Every Wednesday Dorothy, a lovely Polish lady comes to clean our flat. Two and a half hours of work seems to yield only the smallest of differences and by the following day it's as if she never came...but at least the place smells 'lemony-clean' for a few hours and it mentally allows me to believe that our home is not a total tip. I'm one of those people who have a hard time asking for what I want, and so it is that i pussyfoot around the business of asking my cleaning lady to do more than just a cursury clean (a mere dusting off of mirrors and squirting of toilet gel under the seat...a practise she commonly favours).

It doesn't help that she is now five months pregnant and instead of doing pre-natal yoga and indulging in afternoon naps, she finds herself cleaning up after messy clients who for whatever reason are unable to tidy up after themselves. However we have this unspoken arrangement whereby she undercuts me by about 20 minutes each week and I give her loads of recyclable fashion and handbags throughout the year, and in return she doesn't mention the abominable state of Egg's room or the little pellets of mouse poo which are scattered behind the sofa's from time to time.

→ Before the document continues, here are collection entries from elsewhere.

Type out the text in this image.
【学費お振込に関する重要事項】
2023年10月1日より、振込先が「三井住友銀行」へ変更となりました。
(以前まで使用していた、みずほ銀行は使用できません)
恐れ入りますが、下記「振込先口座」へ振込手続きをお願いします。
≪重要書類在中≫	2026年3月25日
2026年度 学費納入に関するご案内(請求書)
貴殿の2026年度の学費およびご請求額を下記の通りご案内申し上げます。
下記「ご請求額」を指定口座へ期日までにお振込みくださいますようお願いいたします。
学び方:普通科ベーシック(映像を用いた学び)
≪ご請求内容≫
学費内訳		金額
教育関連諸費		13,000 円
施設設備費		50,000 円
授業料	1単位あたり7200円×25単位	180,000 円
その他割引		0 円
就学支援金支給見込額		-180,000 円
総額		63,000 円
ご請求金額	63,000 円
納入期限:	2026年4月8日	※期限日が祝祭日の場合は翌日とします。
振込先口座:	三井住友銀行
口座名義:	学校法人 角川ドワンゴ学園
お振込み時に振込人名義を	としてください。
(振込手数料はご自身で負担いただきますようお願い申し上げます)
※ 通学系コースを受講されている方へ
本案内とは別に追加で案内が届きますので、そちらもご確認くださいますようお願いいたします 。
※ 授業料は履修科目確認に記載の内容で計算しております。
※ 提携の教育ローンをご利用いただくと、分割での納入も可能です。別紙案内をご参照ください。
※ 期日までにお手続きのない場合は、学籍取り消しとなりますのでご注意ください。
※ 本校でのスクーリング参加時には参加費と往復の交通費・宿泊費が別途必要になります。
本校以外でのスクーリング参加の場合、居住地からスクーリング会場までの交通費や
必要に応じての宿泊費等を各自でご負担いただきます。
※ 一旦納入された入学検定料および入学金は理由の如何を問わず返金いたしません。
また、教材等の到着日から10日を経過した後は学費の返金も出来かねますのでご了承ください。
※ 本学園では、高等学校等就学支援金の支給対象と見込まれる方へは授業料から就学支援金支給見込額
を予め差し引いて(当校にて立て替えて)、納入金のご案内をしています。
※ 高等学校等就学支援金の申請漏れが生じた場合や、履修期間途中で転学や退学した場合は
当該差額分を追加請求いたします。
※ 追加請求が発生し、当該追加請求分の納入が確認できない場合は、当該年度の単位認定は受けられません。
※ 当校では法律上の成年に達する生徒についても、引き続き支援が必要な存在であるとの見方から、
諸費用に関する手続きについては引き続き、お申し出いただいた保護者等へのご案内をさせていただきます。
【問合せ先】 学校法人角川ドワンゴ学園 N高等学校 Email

This morning she texted me shortly after Jay had left for work, saying she'd be here earlier than usual. I panicked. Dumping Noah on the sitting room floor and luring Jake to the kitchen with Play-Doh, I raced upstairs and cleaned like a madwoman for forty minutes, just so Dorothy wouldn't go into premature labour from the shock of the mess. I was just jamming Jay's mismatched socks into his bedside drawer and flying down the stairs like a Tazmanian devil when the doorbell rang. Minutes later as I shuffled us all out the door to leave Dorothy in peace, and as I was clicking Noah securely in his pushchair downstairs, I spotted Egg on the landing, finger pointed sternly at Dorothy as he roared,

"Dorothy, you stay there! You stay there and clean my house!"

I was mortified. He said it as if Dorothy was foolish enough to entertain the thought of accompanying us out into the glorious sunshine. I couldn't help heaving with silent laughter as I buried my red face in the pushchair, and too embarrassed to say anything I just scarpered. In retrospect an apology and harsh reprimand wouldn't have gone amiss, but given that i'm only firing the odd rogue neuron these days that was clearly too much to ask for at the time. I think some major sucking up of Dorothy is going to have to take place next week.

Maybe this sort of behaviour is hereditary? I know that Jay admits to having called a friendly woman 'FAT' on holiday when he was a kid and had played with her on the beach all week. And as for my part, at age five I recall having been caught out with my hand in the cookie jar (literally!), and upon being reprimanded by our then new cleaning lady/nanny I put my little hands on my saucy little hips and told her off, with words that were later reported to my parents as being,

"The other lady didn't last long and neither will you!"

So you see, maybe it's inevitable.

This afternoon at the doctors office when Noah was getting his injections, the kindly older nurse burst out laughing as she kneeled down to comfort him. The look of utter disgust and disdain he shot her was EXACTLY like the one my Dad would throw us when we were growing up and my and sisters and I had done or said something too stupid for words. She said that she'd never seen such a reaction from a young baby before! I've explained to Egg that Noah is feeling rather fragile today from the injections and that he is NOT to touch him, but of course that's been as effective as sending a drunk to a brewery. So far today we've had four head raps, one finger pinch, one foiled suffocation attempt and two leg slaps.

Egg for his part has emptied all Jay's tic tacs into a cigar case, spilled a whole container of Johnsons Baby Powder on the upstairs computer keyboard, and has flung all three remote controls down behind the big tv such that we are not able to currently retrieve them. On top of this he has plugged in every single plugable item in the flat into every available socket, poured apple juice into the fabric softener dispenser in the washing machine, and has 'mopped up' almost the entire upstairs in dirty wet water.

I sit here now at the kitchen table exhausted, having spent the last four hours painstakingly cleaning out cupboards and fridge - not having had the nerve to ask Dorothy if she might take a swipe at them. Oh well, I guess there's always next week. Maybe as I apologise for my rude sons behaviour i can subtley gesture at the cobwebs above the fridge, the dirty fingerprint smudges on the windows and the forlorn looking garbage bin and perhaps she'll take pity on me. Yeah right.